ORIGINAL: moses
I don't think anyone has said that the game is broken. I don't think that the game problems that have been raised in this thread result from the use of loopholes or from ungentlemanly play.
In world war II infantry combat the defender had an advantage. It was possible for a defending force to fight a delay inflicting casualties on an attacker while gradually wearing him down. One would expect this to be possible in the game. But try and fight a delay in Burma or China.
In Burma for example: It should be possible to have a bde defend a hex against a divisional Japanese force. The hope would not be to stop Japan but to fight, inflict some casualties, buy some time, and then withdraw to the next defensive position. Try this in the game. Your brigade will be crushed in one turn. You will have lost in the range of 25-30 % casualties and your morale will be reduced greatly. The Japanese will lose absolutly nothing or at best a squad or two. Kill ratio's by the attacker of 100-1 are normal.
A delaying action is therefore almost impossible to conduct which directly causes the problems that have been noted in the large land theaters. Combat is far too decisive and quick. Its a winner take all system which seems more appropriate to a game which simulates ancient warfare than a game of WWII.
I have simply suggested that by shifting the balance slightly in the direction of the defender you might very well correct the problems with land combat in the game.

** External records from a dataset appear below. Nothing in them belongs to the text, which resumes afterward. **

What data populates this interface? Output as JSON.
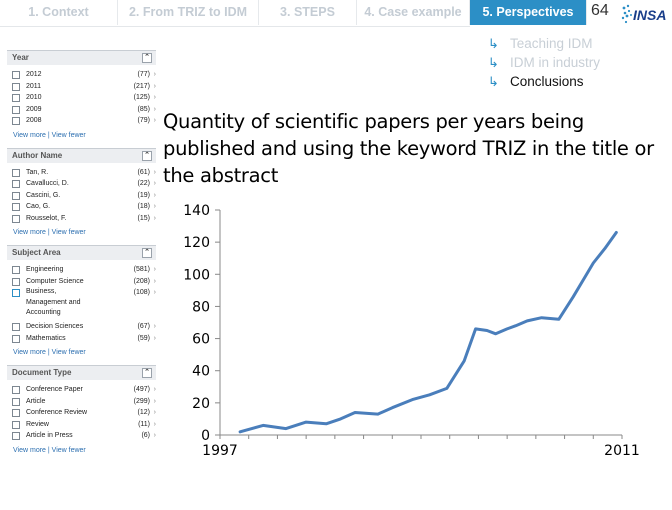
{
  "nav": {
    "tabs": [
      {
        "label": "1. Context"
      },
      {
        "label": "2. From TRIZ to IDM"
      },
      {
        "label": "3. STEPS"
      },
      {
        "label": "4. Case example"
      },
      {
        "label": "5. Perspectives"
      }
    ],
    "slide_number": "64",
    "logo_text": "INSA",
    "accent_color": "#2c8fc6"
  },
  "submenu": {
    "items": [
      {
        "label": "Teaching IDM"
      },
      {
        "label": "IDM in industry"
      },
      {
        "label": "Conclusions"
      }
    ]
  },
  "sidebar": {
    "panels": [
      {
        "title": "Year",
        "rows": [
          {
            "label": "2012",
            "count": "(77)"
          },
          {
            "label": "2011",
            "count": "(217)"
          },
          {
            "label": "2010",
            "count": "(125)"
          },
          {
            "label": "2009",
            "count": "(85)"
          },
          {
            "label": "2008",
            "count": "(79)"
          }
        ],
        "more": "View more | View fewer"
      },
      {
        "title": "Author Name",
        "rows": [
          {
            "label": "Tan, R.",
            "count": "(61)"
          },
          {
            "label": "Cavallucci, D.",
            "count": "(22)"
          },
          {
            "label": "Cascini, G.",
            "count": "(19)"
          },
          {
            "label": "Cao, G.",
            "count": "(18)"
          },
          {
            "label": "Rousselot, F.",
            "count": "(15)"
          }
        ],
        "more": "View more | View fewer"
      },
      {
        "title": "Subject Area",
        "rows": [
          {
            "label": "Engineering",
            "count": "(581)"
          },
          {
            "label": "Computer Science",
            "count": "(208)"
          },
          {
            "label": "Business, Management and Accounting",
            "count": "(108)"
          },
          {
            "label": "Decision Sciences",
            "count": "(67)"
          },
          {
            "label": "Mathematics",
            "count": "(59)"
          }
        ],
        "more": "View more | View fewer"
      },
      {
        "title": "Document Type",
        "rows": [
          {
            "label": "Conference Paper",
            "count": "(497)"
          },
          {
            "label": "Article",
            "count": "(299)"
          },
          {
            "label": "Conference Review",
            "count": "(12)"
          },
          {
            "label": "Review",
            "count": "(11)"
          },
          {
            "label": "Article in Press",
            "count": "(6)"
          }
        ],
        "more": "View more | View fewer"
      }
    ]
  },
  "main": {
    "title": "Quantity of scientific papers per years being published and using the keyword TRIZ in the title or the abstract"
  },
  "chart_data": {
    "type": "line",
    "title": "",
    "xlabel": "",
    "ylabel": "",
    "x_tick_labels": [
      "1997",
      "2011"
    ],
    "y_ticks": [
      0,
      20,
      40,
      60,
      80,
      100,
      120,
      140
    ],
    "ylim": [
      0,
      140
    ],
    "xlim": [
      1997,
      2011
    ],
    "grid": false,
    "line_color": "#4a7ebb",
    "series": [
      {
        "name": "",
        "x": [
          1997.7,
          1998.5,
          1999.3,
          2000.0,
          2000.7,
          2001.2,
          2001.7,
          2002.5,
          2003.0,
          2003.7,
          2004.3,
          2004.9,
          2005.5,
          2005.9,
          2006.3,
          2006.6,
          2007.0,
          2007.3,
          2007.7,
          2008.2,
          2008.8,
          2009.3,
          2009.7,
          2010.0,
          2010.4,
          2010.8
        ],
        "y": [
          2,
          6,
          4,
          8,
          7,
          10,
          14,
          13,
          17,
          22,
          25,
          29,
          46,
          66,
          65,
          63,
          66,
          68,
          71,
          73,
          72,
          86,
          98,
          107,
          116,
          126
        ]
      }
    ]
  }
}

Preferably this would require a SLIGHT increase in actual kills to the attacker and some change to increase the attackers supply requirements or decrease their supply.

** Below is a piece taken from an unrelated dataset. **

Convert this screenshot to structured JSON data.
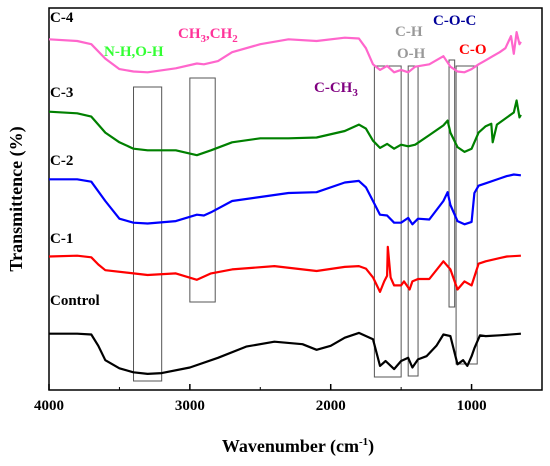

MOSES.....And all I am saying is that if you can do in the game what you could not to
in reality, the rules/system has a "loophole". It doesn't matter if it's something as
blatent as being able to smash the Russians by taking advantage of a poor deployment
your opponant has no control over----or a "glitch" in the combat system that allows
the Japanese to make a dozen low-odds, high support "attacks" at 1:10 or 1:20 odds
and inflicting hundreds of casualties every time while suffering NONE ( that's zero, nada,
ziltch). You point out that "delaying tactics" don't work, but it's even worse in that they
often actually "speed up" the attacker by allowing a 60-mile jump of pursuit.

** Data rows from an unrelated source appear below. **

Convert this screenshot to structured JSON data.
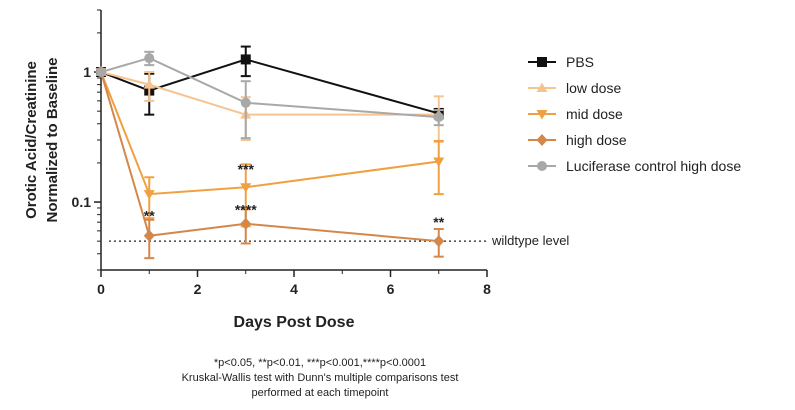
{
  "chart_data": {
    "type": "line",
    "title": "",
    "xlabel": "Days Post Dose",
    "ylabel": [
      "Orotic Acid/Creatinine",
      "Normalized to Baseline"
    ],
    "xlim": [
      0,
      8
    ],
    "ylim": [
      0.03,
      3
    ],
    "yscale": "log",
    "x_ticks": [
      0,
      2,
      4,
      6,
      8
    ],
    "y_ticks": [
      {
        "value": 1,
        "label": "1"
      },
      {
        "value": 0.1,
        "label": "0.1"
      }
    ],
    "grid": false,
    "legend_position": "right",
    "x": [
      0,
      1,
      3,
      7
    ],
    "series": [
      {
        "name": "PBS",
        "color": "#111111",
        "marker": "square",
        "values": [
          1.0,
          0.72,
          1.25,
          0.48
        ],
        "err": [
          0.05,
          0.25,
          0.32,
          0.04
        ]
      },
      {
        "name": "low dose",
        "color": "#f6c48f",
        "marker": "triangle-up",
        "values": [
          1.0,
          0.8,
          0.47,
          0.47
        ],
        "err": [
          0.05,
          0.2,
          0.17,
          0.18
        ]
      },
      {
        "name": "mid dose",
        "color": "#f0a040",
        "marker": "triangle-down",
        "values": [
          1.0,
          0.115,
          0.13,
          0.205
        ],
        "err": [
          0.05,
          0.04,
          0.065,
          0.09
        ]
      },
      {
        "name": "high dose",
        "color": "#d4874a",
        "marker": "diamond",
        "values": [
          1.0,
          0.055,
          0.068,
          0.05
        ],
        "err": [
          0.05,
          0.018,
          0.02,
          0.012
        ]
      },
      {
        "name": "Luciferase control high dose",
        "color": "#a8a8a8",
        "marker": "circle",
        "values": [
          1.0,
          1.28,
          0.58,
          0.45
        ],
        "err": [
          0.05,
          0.15,
          0.27,
          0.06
        ]
      }
    ],
    "reference_line": {
      "value": 0.05,
      "label": "wildtype level"
    },
    "annotations": [
      {
        "text": "**",
        "x": 1,
        "y": 0.072
      },
      {
        "text": "***",
        "x": 3,
        "y": 0.165
      },
      {
        "text": "****",
        "x": 3,
        "y": 0.08
      },
      {
        "text": "**",
        "x": 7,
        "y": 0.064
      }
    ]
  },
  "footnote": {
    "line1": "*p<0.05, **p<0.01, ***p<0.001,****p<0.0001",
    "line2": "Kruskal-Wallis test with Dunn's multiple comparisons test",
    "line3": "performed at each timepoint"
  }
}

Maybe we don't agree on what to call the problems, but we both agree that there are
problems. I call them loopholes because they are exploits of areas in the design that
the designers didn't anticipate (at least I want to believe they didn't anticipate them---
if they thought this was really the way things happened, that's a totally different prob-
lem). It's a huge project, and 2by3 has limited resources, so loopholes were inev-
itable..., but this reluctance to close them as they are discovered, or to somehow
excuse or gloss them over, is a real dissappointment. And saying "fix it with the editor"
is just a cop out. If you buy a car that doesn't run, you take it back to the dealer and
ask that it be repaired or replaced with a working model.